For more than a decade, investors have questioned the durability of the European project. The landmark EU budget deal reached by the European Council on July 21 should put an end to that. We have reached the climax of Euroscepticism. 

The European Recovery Fund, a €750bn fiscal package, may not be massive in but it’s “massive in intent,” said Nikhil Srinivasan, in his role as CIO at PartnerRe in London. “It has taken away essentially all European breakup risk and represents a concrete move in the direction of fiscal union.” 

For the first time in its history, the EU will borrow from capital markets to finance expenditures throughout the Union.
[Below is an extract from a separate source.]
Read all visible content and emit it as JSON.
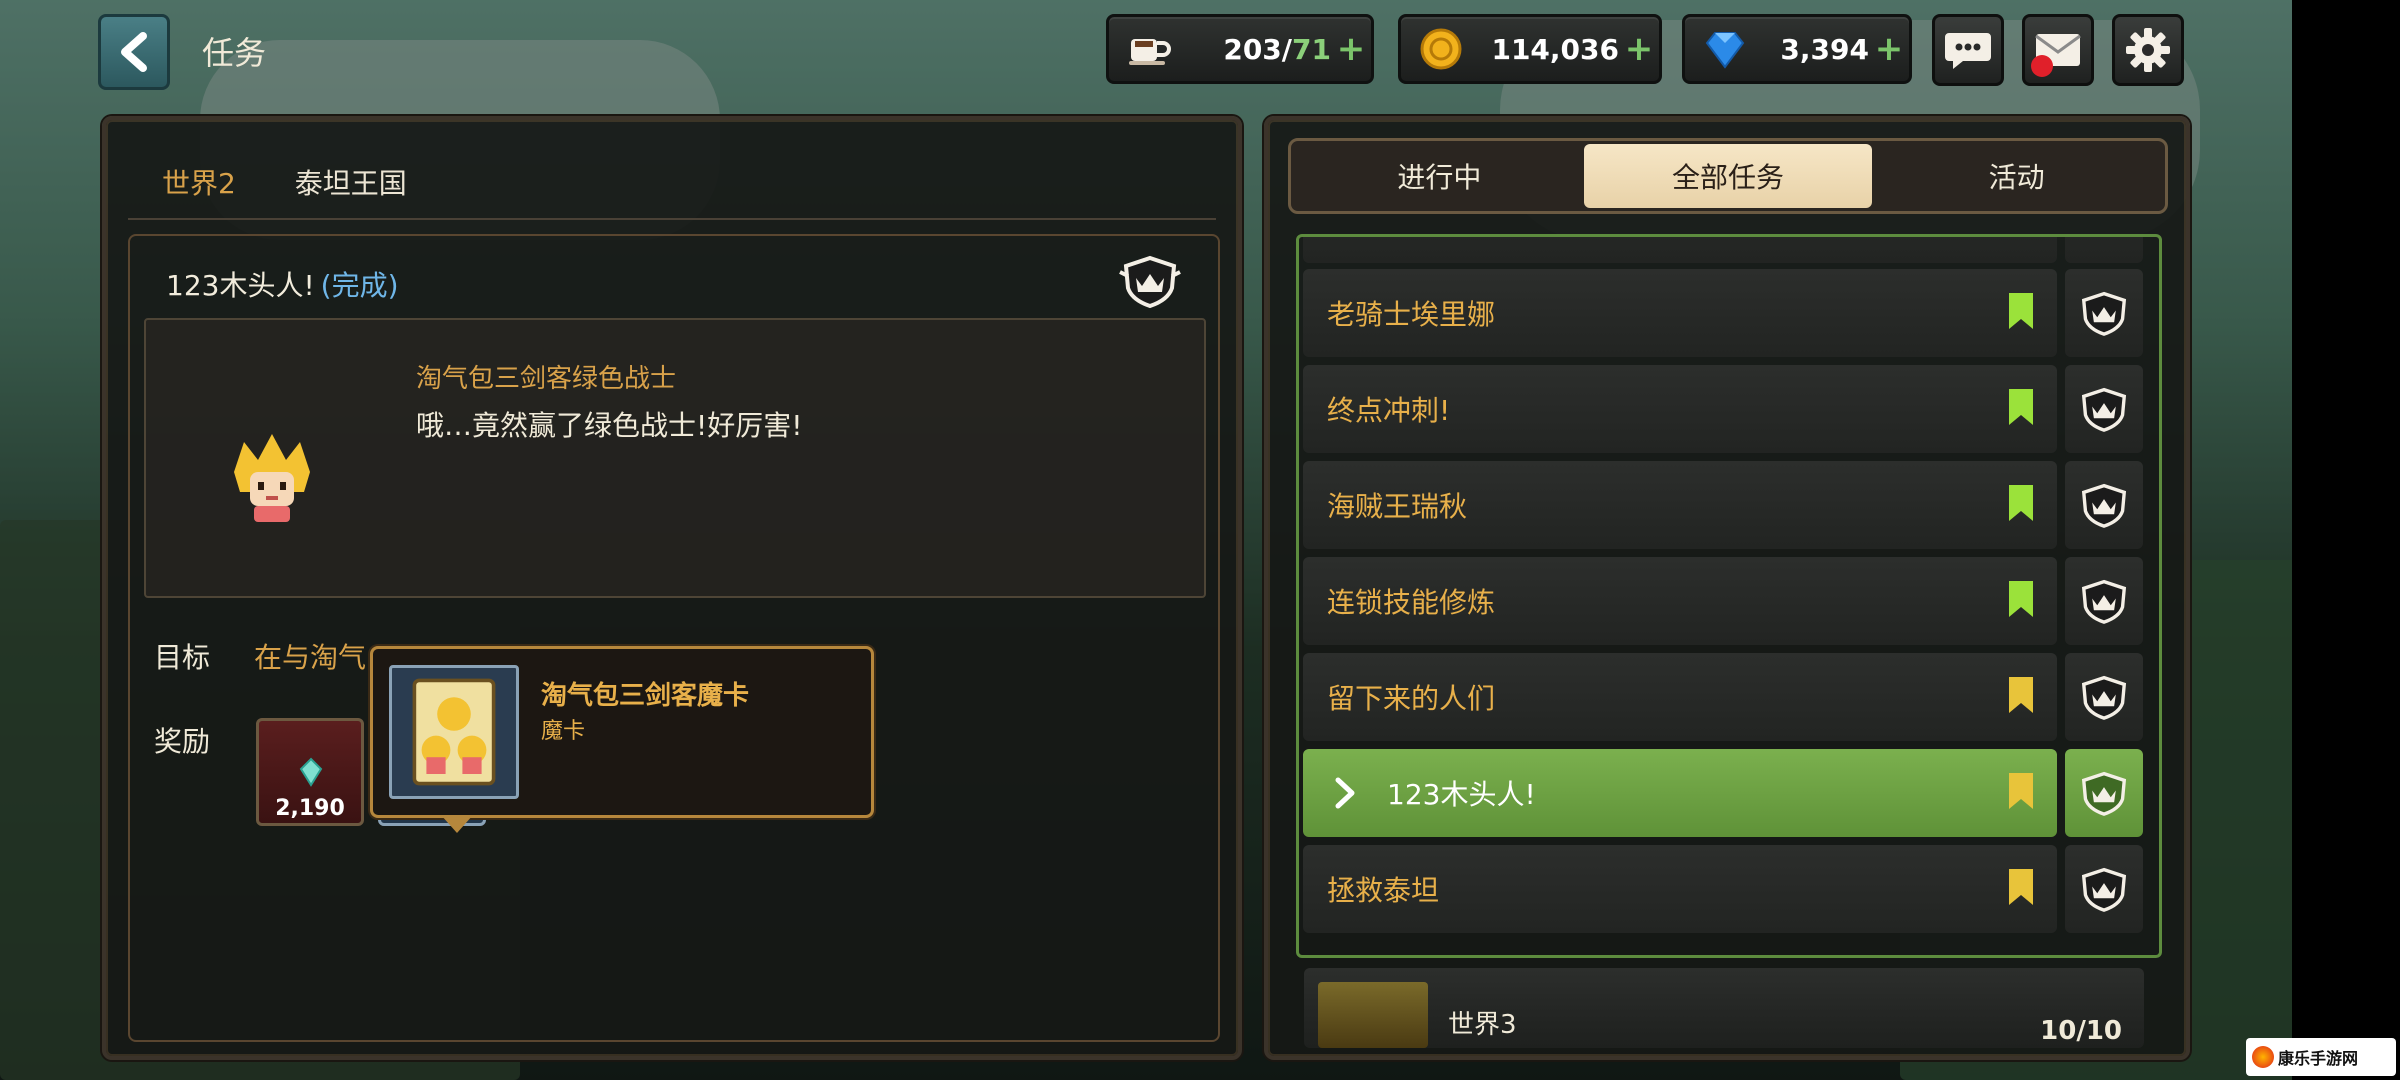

The Germans finally relented because the “dirty secret” is that the cost of debt is zero. 

“If you issue 30-year euro bonds, how much are you paying for that? Nothing!” Srinivasan proposed. “What matters is the refinancing cost at some point 30 years in the future. That’s for the next generation to deal with and that makes it much more palatable.”

He is very bullish on the euro. Stronger fiscal support, greater EU solidarity and integration, potential banking union, US rates converging to the ECB’s, portfolio flows diversifying away from the dollar, and rebalancing of reserve holdings means a stronger euro over a multi-year time frame.Investors may become more comfortable holding European assets as the EU becomes a major borrower.

“There’s no reason why we can’t get back to 1.30 at a minimum, when Greece was the main concern for the continent,” said Srinivasan. “Any correction is a reason to buy more euros.” 

Europe, an amalgam of countries which, by default, is dominated by Germany, will always do less politically and monetarily than the US which should benefit the currency. With a more developed social safety net and less wealth inequality, Europe doesn’t need to spend as much as the US to correct societal imbalances. 

Asked if his bullishness extended to European equities, which have a higher weighting in cyclical stocks, Srinivasan said he is “more convinced” about the euro. European stocks are at 100-year lows versus US stocks and remain cheap versus their global peers, but it’s been a fool’s errand to bet on mean reversion. 

Another participant noted that we could start to see risk premia compress across European assets. European banks, senior subordinated debt, CoCo bonds could all do well.